Personal information
- Full name: Rhys MacArthur McKenna
- Born: 17 August 2004 (age 21) Benoni, Gauteng, South Africa
- Nickname: Rhysie
- Batting: Right-handed
- Bowling: Right-arm fast-medium
- Role: Bowler

Domestic team information
- 2021/22–present: Melbourne Stars
- 2021/22–present: Victoria

Career statistics
| Competition | WLA | WT20 |
| Matches | 33 | 59 |
| Runs scored | 497 | 438 |
| Batting average | 15.53 | 12.51 |
| 100s/50s | 0/2 | 0/2 |
| Top score | 62 | 52 |
| Balls bowled | 541 | 343 |
| Wickets | 12 | 19 |
| Bowling average | 39.08 | 24.42 |
| 5 wickets in innings | 0 | 0 |
| 10 wickets in match | 0 | 0 |
| Best bowling | 4/43 | 3/18 |
| Catches/stumpings | 9/– | 13/– |
- Source: CricketArchive, 18 March 2026

= Rhys McKenna =

Australian cricketer

Rhys MacArthur McKenna (born 17 August 2004) is an Australian cricketer who plays as a right-arm fast-medium bowler and right-handed batter for Victoria in the Women's National Cricket League (WNCL) and the Melbourne Stars in the Women's Big Bash League (WBBL).

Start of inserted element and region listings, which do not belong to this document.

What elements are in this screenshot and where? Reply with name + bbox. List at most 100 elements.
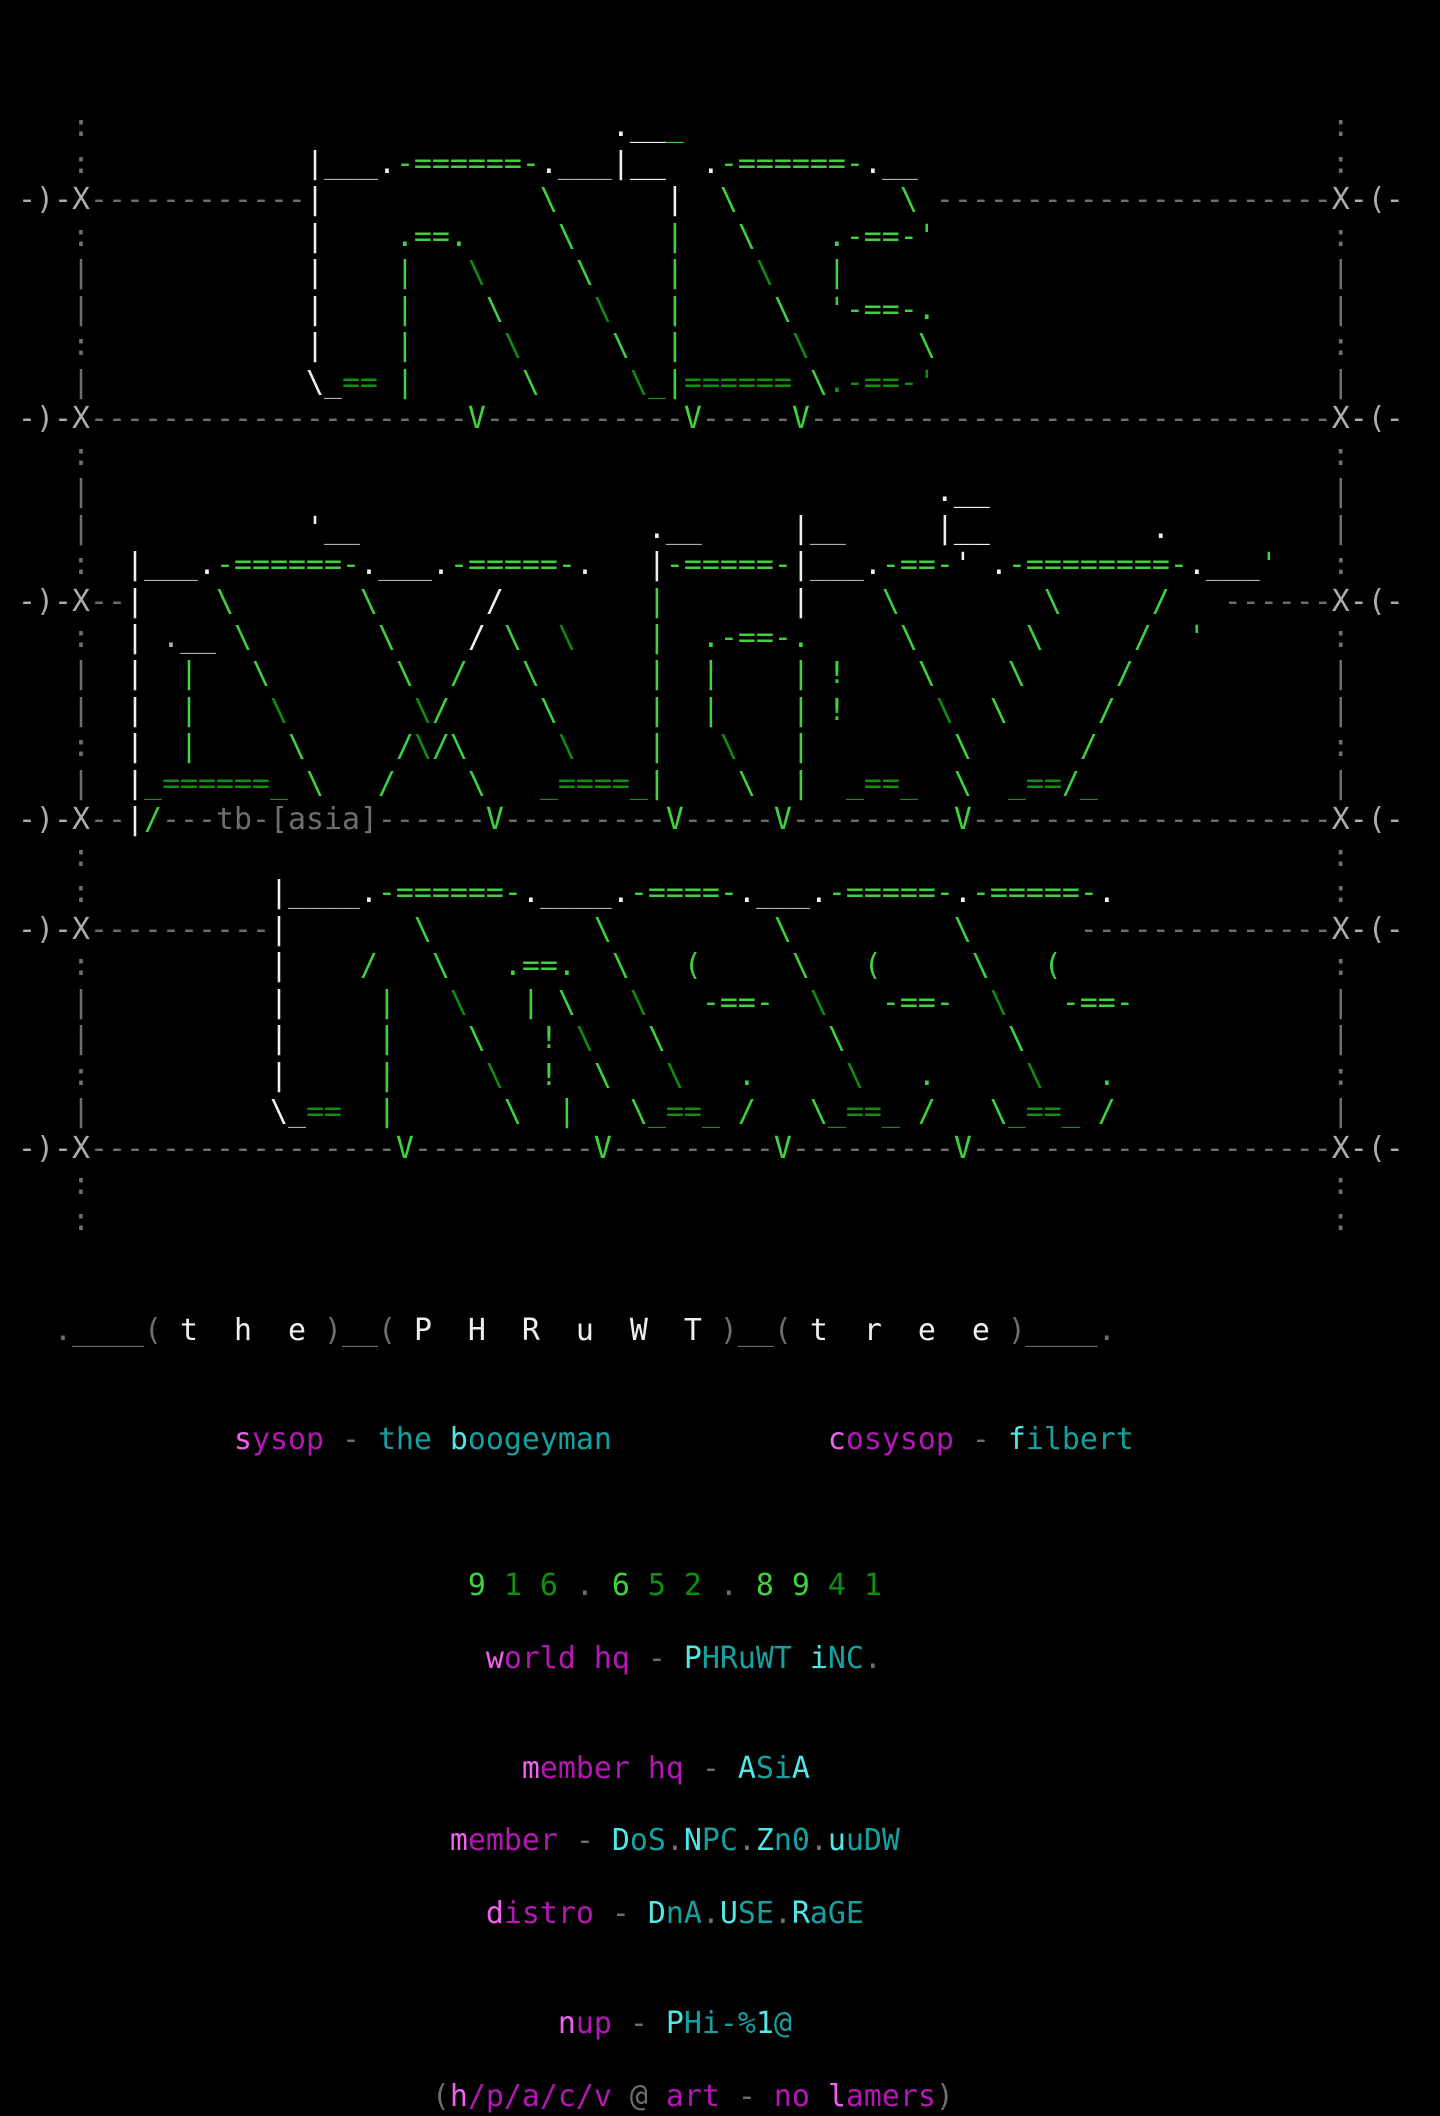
ansi-span: \: [305, 364, 324, 400]
ansi-row-44: [0, 1605, 1440, 1641]
ansi-span: Si: [755, 1750, 792, 1786]
ansi-span: ---------: [503, 802, 666, 838]
ansi-span: -======-: [719, 145, 864, 181]
ansi-span: 1 6: [503, 1568, 576, 1604]
ansi-span: ilbert: [1025, 1422, 1440, 1458]
ansi-gap: [0, 1459, 1440, 1494]
ansi-span: \: [449, 984, 522, 1020]
ansi-row-50: member - DoS.NPC.Zn0.uuDW: [0, 1823, 1440, 1859]
ansi-span: .: [611, 875, 630, 911]
ansi-span: up: [575, 2005, 630, 2041]
ansi-row-28: | | | \ ! \ \ \ \ |: [0, 1021, 1440, 1057]
ansi-span: -: [737, 2078, 774, 2114]
ansi-span: ___: [143, 547, 198, 583]
ansi-gap: [0, 109, 72, 144]
ansi-gap: [0, 2079, 432, 2114]
ansi-span: :: [71, 1057, 270, 1093]
ansi-span: )__(: [323, 1312, 414, 1348]
ansi-span: : :: [71, 838, 1440, 874]
ansi-span: :: [71, 218, 306, 254]
ansi-span: ___: [557, 145, 612, 181]
ansi-span: -==-: [881, 984, 990, 1020]
ansi-span: \: [917, 328, 1332, 364]
ansi-row-10: | \_== | \ \_|====== \.-==-' |: [0, 365, 1440, 401]
ansi-row-20: : | | \ /\/\ \ | \ | \ / :: [0, 729, 1440, 765]
ansi-gap: [0, 1386, 1440, 1421]
ansi-span: ---tb-[asia]------: [161, 802, 486, 838]
ansi-span: |: [71, 291, 306, 327]
ansi-span: |: [827, 255, 1332, 291]
ansi-span: n: [557, 2005, 576, 2041]
ansi-gap: [0, 1349, 1440, 1384]
ansi-span: -: [701, 1750, 738, 1786]
ansi-span: PC: [701, 1823, 738, 1859]
ansi-row-51: [0, 1860, 1440, 1896]
ansi-span: w: [485, 1641, 504, 1677]
ansi-span: the: [377, 1422, 450, 1458]
ansi-span: :: [1331, 948, 1440, 984]
ansi-span: .-==-': [827, 364, 1332, 400]
ansi-span: -=====-: [827, 875, 954, 911]
ansi-span: no: [773, 2078, 828, 2114]
ansi-span: ': [1259, 547, 1332, 583]
ansi-span: \ \: [719, 182, 936, 218]
ansi-gap: [0, 584, 18, 619]
ansi-span: c: [827, 1422, 846, 1458]
ansi-span: |: [269, 984, 378, 1020]
ansi-span: ---------: [791, 802, 954, 838]
ansi-span: X-(-: [1331, 802, 1440, 838]
ansi-span: -==-: [701, 984, 810, 1020]
ansi-span: .: [737, 1057, 846, 1093]
ansi-span: \: [845, 1057, 918, 1093]
ansi-span: \: [593, 291, 666, 327]
ansi-span: __: [323, 510, 648, 546]
ansi-span: \: [665, 1057, 738, 1093]
ansi-span: .: [1187, 547, 1206, 583]
ansi-span: | \ /: [179, 729, 414, 765]
ansi-gap: [0, 292, 72, 327]
ansi-gap: [0, 875, 72, 910]
ansi-row-12: : :: [0, 438, 1440, 474]
ansi-span: -=====-: [665, 547, 792, 583]
ansi-span: N: [683, 1823, 702, 1859]
ansi-span: \: [503, 328, 612, 364]
ansi-row-29: : | | \ ! \ \ . \ . \ . :: [0, 1058, 1440, 1094]
ansi-span: | \ \ / \ | | | ! \ \ /: [179, 656, 1332, 692]
ansi-span: \: [953, 765, 1008, 801]
ansi-span: \: [557, 729, 648, 765]
ansi-span: -----: [701, 401, 792, 437]
ansi-row-1: [0, 36, 1440, 72]
ansi-span: |: [125, 692, 180, 728]
ansi-span: ---------: [791, 1130, 954, 1166]
ansi-span: \ \: [233, 619, 468, 655]
ansi-gap: [0, 1933, 1440, 1968]
ansi-gap: [0, 255, 72, 290]
ansi-span: V: [773, 1130, 792, 1166]
ansi-span: -========-: [1007, 547, 1188, 583]
ansi-span: \_: [629, 364, 666, 400]
ansi-span: \: [413, 729, 432, 765]
ansi-row-52: distro - DnA.USE.RaGE: [0, 1896, 1440, 1932]
ansi-span: :: [1331, 619, 1440, 655]
ansi-span: |: [1331, 692, 1440, 728]
ansi-row-24: : |____.-======-.____.-====-.___.-=====-…: [0, 875, 1440, 911]
ansi-row-4: : |___.-======-.___|__ .-======-.__ :: [0, 146, 1440, 182]
ansi-span: .: [863, 1641, 1440, 1677]
ansi-span: :: [71, 948, 270, 984]
ansi-gap: [0, 912, 18, 947]
ansi-span: V: [683, 401, 702, 437]
ansi-span: /: [1097, 1094, 1332, 1130]
ansi-span: | \ '-==-.: [665, 291, 1332, 327]
ansi-span: ----------: [413, 1130, 594, 1166]
ansi-gap: [0, 620, 72, 655]
ansi-span: ! \: [539, 1057, 666, 1093]
ansi-row-32: : :: [0, 1167, 1440, 1203]
ansi-span: :: [1331, 547, 1440, 583]
ansi-span: |: [647, 729, 720, 765]
ansi-span: aGE: [809, 1896, 1440, 1932]
ansi-span: ' .: [953, 547, 1008, 583]
ansi-row-19: | | | \ \/ \ | | | ! \ \ / |: [0, 693, 1440, 729]
ansi-gap: [0, 1860, 1440, 1895]
ansi-span: -)-X: [18, 1130, 90, 1166]
ansi-span: --------------------: [971, 1130, 1332, 1166]
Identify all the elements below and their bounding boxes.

She made her professional debut in the first match of the 2021–22 WBBL for the Stars against Sydney Sixers, bowling one over for nine runs and taking the wicket of Ellyse Perry. She plays club cricket for Prahran.

==International career==
In December 2022, McKenna was selected in the Australia under-19 squad for the 2023 ICC Under-19 Women's T20 World Cup.